Tangis Mama

Tangis Mama

Suatu saat Bambang diundang ke sebuah stasiun radio di London. Untuk wawancara. "Saya mengira akan diwawancarai soal bagaimana dokter menangani Covid," ujarnya.

Ia sempat menyangka salah kamar. "Di radio itu saya masuk ke kamar yang ada banyak orang. Lalu saya minta maaf karena telah salah masuk. Ternyata mereka bilang saya tidak salah," kenang Bambang.

Di situ Bambang diberi tahu: untuk masuk seleksi BGT. "Saya kaget. Saya sampai speechless lama. Sampai tiga menitan. Saya tidak tahu harus bersikap bagaimana," katanya.

Tapi ia seorang dokter. Bisa mengendalikan emosi. Lihatlah di video itu. Ketika empat juri berdiri untuknya. Bambang memang terlihat senang. Tapi lihatlah sendiri gaya kegembiraannya. Cool. Humble.

Kini Bambang berumur 30 tahun. Masih bujang. Hanya sibuk sekolah dan sekolah. Dan menyanyi. 
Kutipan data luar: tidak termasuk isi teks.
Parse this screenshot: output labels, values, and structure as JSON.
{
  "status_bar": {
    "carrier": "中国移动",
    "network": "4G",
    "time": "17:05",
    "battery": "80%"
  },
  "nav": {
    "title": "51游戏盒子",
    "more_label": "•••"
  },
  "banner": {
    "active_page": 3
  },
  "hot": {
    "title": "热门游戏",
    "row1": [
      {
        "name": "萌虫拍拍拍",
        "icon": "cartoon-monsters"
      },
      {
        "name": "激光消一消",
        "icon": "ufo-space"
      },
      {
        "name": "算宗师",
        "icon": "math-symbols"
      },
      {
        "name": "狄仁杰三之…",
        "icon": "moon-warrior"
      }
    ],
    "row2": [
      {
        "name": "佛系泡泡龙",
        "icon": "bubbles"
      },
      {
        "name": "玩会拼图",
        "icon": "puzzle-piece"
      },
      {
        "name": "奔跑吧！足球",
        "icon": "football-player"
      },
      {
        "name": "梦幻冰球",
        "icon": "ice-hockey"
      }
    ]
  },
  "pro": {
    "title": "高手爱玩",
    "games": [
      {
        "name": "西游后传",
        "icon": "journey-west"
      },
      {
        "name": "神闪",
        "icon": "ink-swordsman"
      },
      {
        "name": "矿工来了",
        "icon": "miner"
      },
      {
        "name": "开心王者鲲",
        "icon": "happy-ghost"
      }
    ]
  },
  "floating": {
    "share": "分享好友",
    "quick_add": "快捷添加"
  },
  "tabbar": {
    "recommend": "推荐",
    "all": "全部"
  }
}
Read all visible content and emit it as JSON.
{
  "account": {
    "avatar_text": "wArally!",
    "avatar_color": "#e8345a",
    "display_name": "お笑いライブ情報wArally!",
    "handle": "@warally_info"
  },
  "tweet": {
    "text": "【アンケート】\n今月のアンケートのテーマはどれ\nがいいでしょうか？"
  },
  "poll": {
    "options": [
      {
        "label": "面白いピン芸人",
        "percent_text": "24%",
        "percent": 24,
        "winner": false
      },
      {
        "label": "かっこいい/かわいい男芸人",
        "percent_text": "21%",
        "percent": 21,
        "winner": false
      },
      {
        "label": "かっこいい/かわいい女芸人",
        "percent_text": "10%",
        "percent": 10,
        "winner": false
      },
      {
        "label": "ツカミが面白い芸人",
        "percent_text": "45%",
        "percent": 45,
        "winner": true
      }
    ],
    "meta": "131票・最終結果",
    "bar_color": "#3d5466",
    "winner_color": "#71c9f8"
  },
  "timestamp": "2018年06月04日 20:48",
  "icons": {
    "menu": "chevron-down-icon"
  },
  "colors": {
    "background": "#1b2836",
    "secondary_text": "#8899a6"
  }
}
Di bidang kedokteran ia menyukai bidang klinis sekaligus riset. Banyak dokter yang hanya fokus di klinis. Sedikit dokter yang menekuni riset. Bambang suka dua-duanya.

Bahkan tiga.

Ia tidak hanya ingin jadi dokter. Ia juga ingin jadi penyanyi. Beneran. Profesional. "Kalau saya diundang nyanyi untuk semisal konser atau bikin album, mungkin saya akan setuju," katanya. "Sepanjang tidak mengganggu keselamatan pasien," tambahnya.

Tidak maukah 100 persen pindah profesi jadi penyanyi? Berhenti jadi dokter?

“Saya khawatir pasien saya pada kangen," jawabnya diplomatis.

Sambil terus menyanyikan pasiennya di bangsal-bangsal kanker Bambang kini menunggu kapan masuk semifinal. Itu tidak mudah. Masih harus beberapa kali tampil. Juga harus menjalani wawancara dengan tema di balik layar.

Dari 35 yang sudah lolos tahap sekarang ini hanya akan dipilih 10 saja. Itulah finalnya. Bambang luar biasa. Doa kita.

"Di Inggris Anda juga dipanggil Bambang?" tanya saya.

"Awalnya dipanggil Trytia. Kini dipanggil Bambang," katanya

Di SMA ia juga dipanggil Bambang. Di SMP Lab Rawamangun pun dipanggil Bambang.